For the Ivy, you should dig holes a couple inches deep spaced around 18-24 inches apart, allowing sufficient room for growth. Add a layer of mulch around the plants (a similar process to the Japanese Spurge), and ensure that they receive plenty of water for a couple months. 

Both plants need to be watered and taken care of for a couple months after the transplant, to ensure that they can successfully grow and adapt to their new environment. Both plants should be fine after that period of time relying on just natural rainfall. The Japanese Spurge should form a thick carpet underneath the ramp, while the Ivy should spread up and through the grates to reach the top of the ramp. 

Sustainability:

The plants grown under the bridge help to offset the emissions produced in the manufacturing process. They can also purify the air near the town.

After finishing the design in CAD, I still needed to render the bridge to make it presentable. I decided to use Blender, as it was a software that I had used in the past, and because there were many tutorials available online. 

I wanted to import the design into Blender as separate components, allowing for easier texture mapping and assigning of materials. Since Blender doesn’t support 3MF uploading, I had to use an open source Github extension (https://github.com/Ghostkeeper/Blender3mfFormat ) to properly create my bridge. 

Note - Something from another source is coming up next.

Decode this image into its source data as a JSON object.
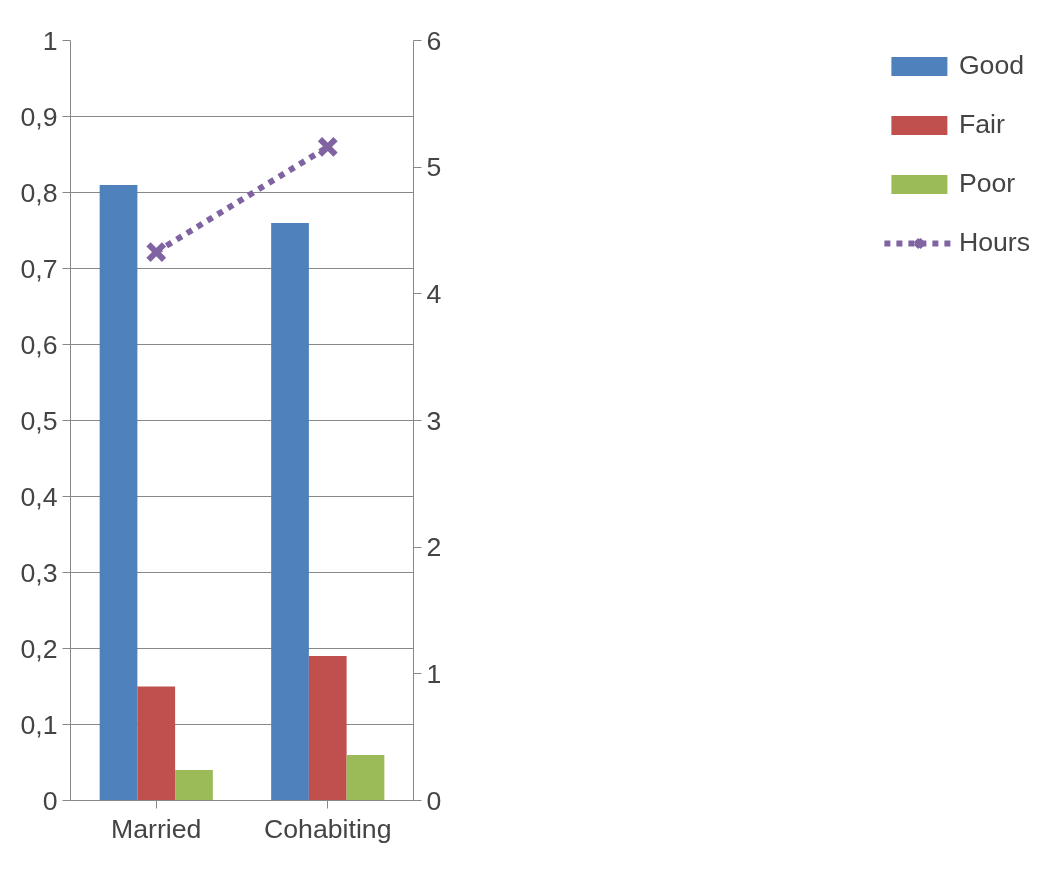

I then used the “BlenderKit” library to quickly assign materials to various objects. Since I wanted to create an environment to display the bridge, I needed to make a river. I used a terrain tool to make a small river bed, and created a plane to act as the water. After adding these materials, I then used a particle system (set to “hair”) to create grass on the river, and created a vertex group to prevent the grass from spreading into the water. 

Since the design in Fusion 360 of the ramp didn’t include any foliage, I used a free plant library to add a couple dozen unique plants under the ramp. 

I tinkered with all the camera settings to render, and finally was happy with the result.

Congratulations! You've reached the end of this Instructable. Thank you to Autodesk for running this competition, and good luck to everyone else!